Эти слова прекратили обмен комплиментами, и врач наконец поглядел на своего пациента. Во время их разговора молодой охотник успел сбросить куртку и остался в простой светлой рубашке, очевидно сшитой совсем недавно. Он уже поднес руку к пуговицам, собираясь снять и ее, но вдруг остановился и взглянул на Элизабет, которая по-прежнему смотрела на него сочувственным взглядом. От волнения она даже не заметила, что он начал раздеваться. Щеки юноши слегка порозовели.
– Боюсь, что вид крови может испугать мисс Темпл. Мне лучше уйти для перевязки в другую комнату.
– Ни в коем случае, – заявил доктор Тодд, который уже понял, что его пригласили лечить человека бедного и незначительного, и совсем оправился от испуга. – Яркий свет этих свечей чрезвычайно удобен для операции, а у нас, ученых людей, редко бывает хорошее зрение.
С этими словами Элнатан водрузил на нос большие очки в железной оправе и тут же привычным движением спустил их к самому его курносому кончику – если они и не помогали ему видеть, то уж, во всяком случае, не мешали, ибо его серые глазки весело поблескивали над их верхним краем, словно звезды над завистливой грядой облаков. Все это прошло совершенно незамеченным, и только Добродетель не преминула сказать Бенджамену:
– Доктор Тодд прелесть как хорош, настоящий красавчик! И до чего же ему идут очки! Вот уж не знала, что они так украшают лицо! Я тоже заведу себе пару.

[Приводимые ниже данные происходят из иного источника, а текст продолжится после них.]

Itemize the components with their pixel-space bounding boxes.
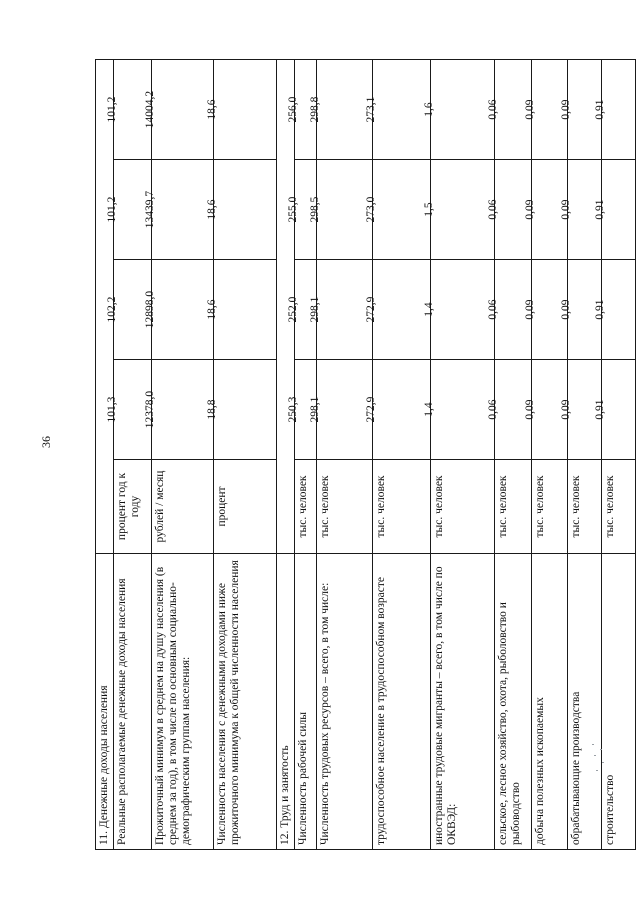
table-row: [373, 59, 431, 849]
value-cell: 101,2: [114, 160, 152, 260]
value-cell: 18,6: [214, 260, 277, 360]
value-cell: 272,9: [373, 260, 431, 360]
indicator-label: Реальные располагаемые денежные доходы населения: [114, 554, 152, 850]
value-cell: 0,06: [495, 260, 532, 360]
value-cell: 0,91: [602, 59, 636, 159]
table-row: [295, 59, 317, 849]
value-cell: 272,9: [373, 360, 431, 460]
value-cell: 273,0: [373, 160, 431, 260]
table-row: [317, 59, 373, 849]
table-row: [152, 59, 214, 849]
unit-cell: рублей / месяц: [152, 460, 214, 554]
indicator-label: иностранные трудовые мигранты – всего, в том числе по ОКВЭД:: [431, 554, 495, 850]
value-cell: 18,6: [214, 160, 277, 260]
value-cell: 256,0: [295, 59, 317, 159]
table-row: [495, 59, 532, 849]
indicator-label: обрабатывающие производства: [568, 554, 602, 850]
value-cell: 1,5: [431, 160, 495, 260]
value-cell: 102,2: [114, 260, 152, 360]
indicator-label: Численность населения с денежными доходами ниже прожиточного минимума к общей численности населения: [214, 554, 277, 850]
unit-cell: тыс. человек: [373, 460, 431, 554]
section-title: 12. Труд и занятость: [277, 554, 295, 850]
table-row: [532, 59, 568, 849]
value-cell: 0,09: [568, 160, 602, 260]
value-cell: 0,06: [495, 160, 532, 260]
value-cell: 0,09: [532, 160, 568, 260]
value-cell: 0,06: [495, 360, 532, 460]
value-cell: 0,91: [602, 160, 636, 260]
value-cell: 0,91: [602, 260, 636, 360]
table-row-section-income: [96, 59, 114, 849]
indicator-label: трудоспособное население в трудоспособном возрасте: [373, 554, 431, 850]
unit-cell: тыс. человек: [317, 460, 373, 554]
value-cell: 298,8: [317, 59, 373, 159]
value-cell: 273,1: [373, 59, 431, 159]
value-cell: 14004,2: [152, 59, 214, 159]
unit-cell: тыс. человек: [602, 460, 636, 554]
table-row: [214, 59, 277, 849]
value-cell: 0,06: [495, 59, 532, 159]
value-cell: 298,5: [317, 160, 373, 260]
value-cell: 255,0: [295, 160, 317, 260]
scan-specks: [590, 740, 610, 780]
value-cell: 101,2: [114, 59, 152, 159]
indicator-label: добыча полезных ископаемых: [532, 554, 568, 850]
value-cell: 0,09: [568, 59, 602, 159]
value-cell: 18,6: [214, 59, 277, 159]
unit-cell: тыс. человек: [295, 460, 317, 554]
unit-cell: тыс. человек: [431, 460, 495, 554]
value-cell: 18,8: [214, 360, 277, 460]
unit-cell: тыс. человек: [532, 460, 568, 554]
indicator-label: Численность рабочей силы: [295, 554, 317, 850]
table-row: [431, 59, 495, 849]
value-cell: 1,4: [431, 260, 495, 360]
indicators-table: [95, 59, 636, 850]
indicator-label: строительство: [602, 554, 636, 850]
value-cell: 0,91: [602, 360, 636, 460]
value-cell: 0,09: [532, 59, 568, 159]
unit-cell: процент год к году: [114, 460, 152, 554]
value-cell: 1,4: [431, 360, 495, 460]
value-cell: 0,09: [568, 360, 602, 460]
value-cell: 252,0: [295, 260, 317, 360]
value-cell: 1,6: [431, 59, 495, 159]
value-cell: 12898,0: [152, 260, 214, 360]
unit-cell: тыс. человек: [495, 460, 532, 554]
section-title: 11. Денежные доходы населения: [96, 554, 114, 850]
value-cell: 12378,0: [152, 360, 214, 460]
value-cell: 298,1: [317, 260, 373, 360]
indicator-label: Численность трудовых ресурсов – всего, в том числе:: [317, 554, 373, 850]
indicator-label: Прожиточный минимум в среднем на душу населения (в среднем за год), в том числе по основным социально-демографическим группам населения:: [152, 554, 214, 850]
value-cell: 0,09: [568, 260, 602, 360]
value-cell: 0,09: [532, 360, 568, 460]
value-cell: 298,1: [317, 360, 373, 460]
value-cell: 101,3: [114, 360, 152, 460]
table-row: [602, 59, 636, 849]
table-row: [568, 59, 602, 849]
table-row: [114, 59, 152, 849]
unit-cell: процент: [214, 460, 277, 554]
page-number: 36: [39, 436, 53, 448]
table-container: [95, 60, 616, 850]
value-cell: 0,09: [532, 260, 568, 360]
value-cell: 13439,7: [152, 160, 214, 260]
unit-cell: тыс. человек: [568, 460, 602, 554]
indicator-label: сельское, лесное хозяйство, охота, рыболовство и рыбоводство: [495, 554, 532, 850]
table-row-section-labor: [277, 59, 295, 849]
value-cell: 250,3: [295, 360, 317, 460]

В эту минуту Элизабет, которую слова незнакомца заставили очнуться от задумчивости и густо покраснеть, поманила за собой молоденькую горничную в поспешно вышла из комнаты, как приличествовало благовоспитанной девице.

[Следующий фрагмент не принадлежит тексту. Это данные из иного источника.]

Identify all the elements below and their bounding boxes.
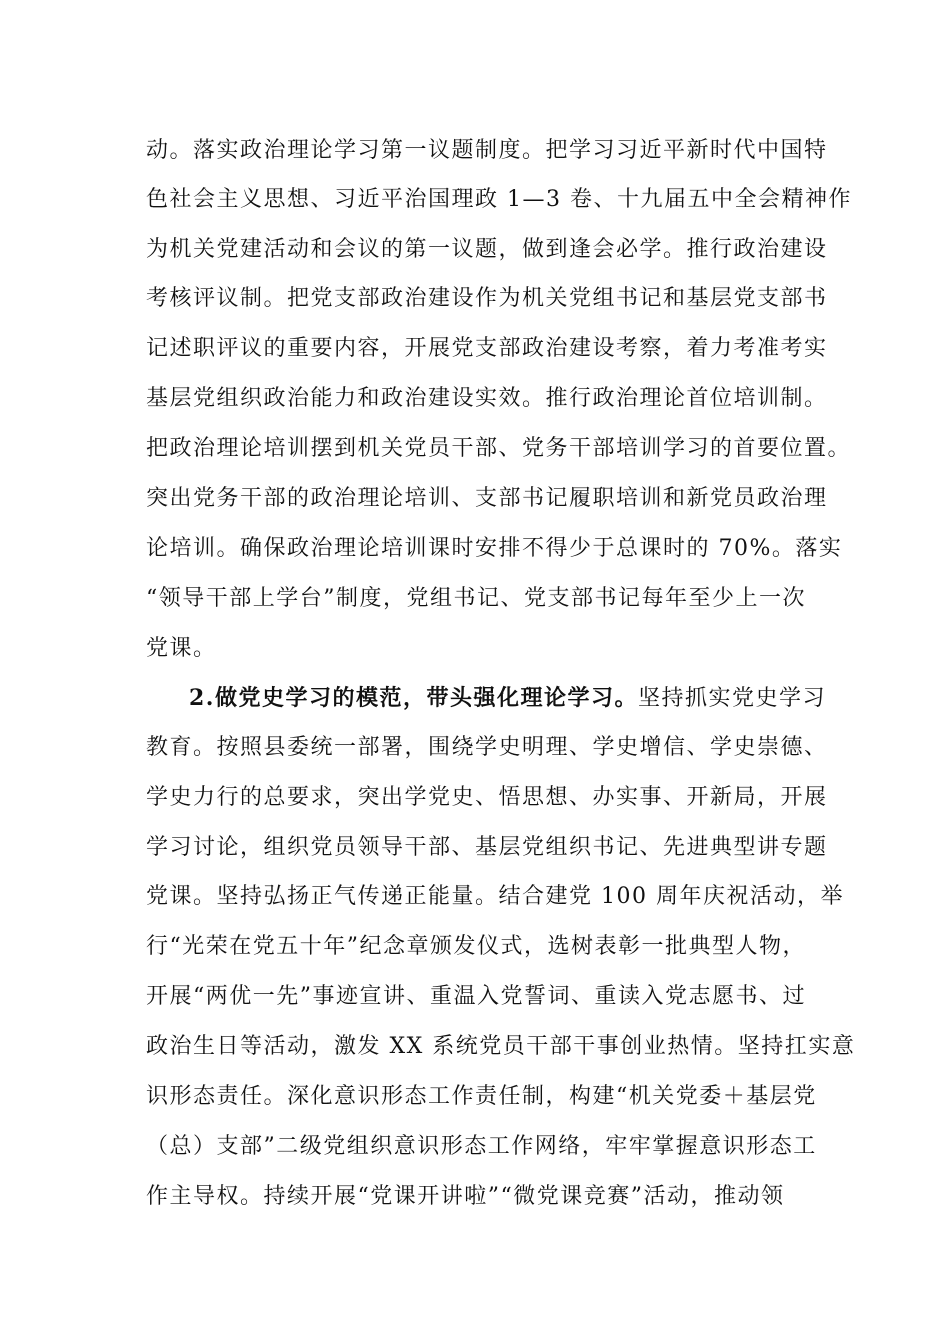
paragraph2-first-line-rest: 坚持抓实党史学习 bbox=[637, 686, 826, 711]
paragraph1-line-6: 基层党组织政治能力和政治建设实效。推行政治理论首位培训制。 bbox=[146, 386, 828, 411]
paragraph2-heading: 2.做党史学习的模范，带头强化理论学习。 bbox=[189, 685, 638, 711]
paragraph2-line-9: 识形态责任。深化意识形态工作责任制，构建“机关党委＋基层党 bbox=[146, 1084, 817, 1109]
paragraph2-line-5: 党课。坚持弘扬正气传递正能量。结合建党 100 周年庆祝活动，举 bbox=[146, 884, 844, 909]
paragraph1-line-10: “领导干部上学台”制度，党组书记、党支部书记每年至少上一次 bbox=[146, 586, 806, 611]
paragraph1-line-8: 突出党务干部的政治理论培训、支部书记履职培训和新党员政治理 bbox=[146, 486, 828, 511]
paragraph2-line-10: （总）支部”二级党组织意识形态工作网络，牢牢掌握意识形态工 bbox=[146, 1134, 817, 1159]
paragraph1-line-4: 考核评议制。把党支部政治建设作为机关党组书记和基层党支部书 bbox=[146, 286, 828, 311]
paragraph2-line-2: 教育。按照县委统一部署，围绕学史明理、学史增信、学史崇德、 bbox=[146, 735, 828, 760]
paragraph1-line-11: 党课。 bbox=[146, 636, 217, 661]
paragraph1-line-3: 为机关党建活动和会议的第一议题，做到逢会必学。推行政治建设 bbox=[146, 237, 828, 262]
paragraph2-line-3: 学史力行的总要求，突出学党史、悟思想、办实事、开新局，开展 bbox=[146, 785, 828, 810]
paragraph2-line-8: 政治生日等活动，激发 XX 系统党员干部干事创业热情。坚持扛实意 bbox=[146, 1034, 856, 1059]
paragraph1-line-7: 把政治理论培训摆到机关党员干部、党务干部培训学习的首要位置。 bbox=[146, 436, 852, 461]
paragraph1-line-1: 动。落实政治理论学习第一议题制度。把学习习近平新时代中国特 bbox=[146, 138, 828, 163]
paragraph1-line-5: 记述职评议的重要内容，开展党支部政治建设考察，着力考准考实 bbox=[146, 336, 828, 361]
paragraph1-line-2: 色社会主义思想、习近平治国理政 1—3 卷、十九届五中全会精神作 bbox=[146, 187, 852, 212]
paragraph2-line-7: 开展“两优一先”事迹宣讲、重温入党誓词、重读入党志愿书、过 bbox=[146, 984, 806, 1009]
paragraph2-line-4: 学习讨论，组织党员领导干部、基层党组织书记、先进典型讲专题 bbox=[146, 835, 828, 860]
paragraph2-first-line bbox=[189, 684, 829, 713]
paragraph2-line-6: 行“光荣在党五十年”纪念章颁发仪式，选树表彰一批典型人物， bbox=[146, 934, 806, 959]
paragraph2-line-11: 作主导权。持续开展“党课开讲啦”“微党课竞赛”活动，推动领 bbox=[146, 1184, 785, 1209]
paragraph1-line-9: 论培训。确保政治理论培训课时安排不得少于总课时的 70%。落实 bbox=[146, 536, 843, 561]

Теперь интерес присутствующих сосредоточился на враче и раненом, и все столпились вокруг них. Только майор Гартман остался сидеть в своем кресле; он пускал огромные клубы дыма и то поднимал глаза к потолку, словно размышляя о бренности всего земного, то с некоторым сочувствием обращал их на молодого охотника.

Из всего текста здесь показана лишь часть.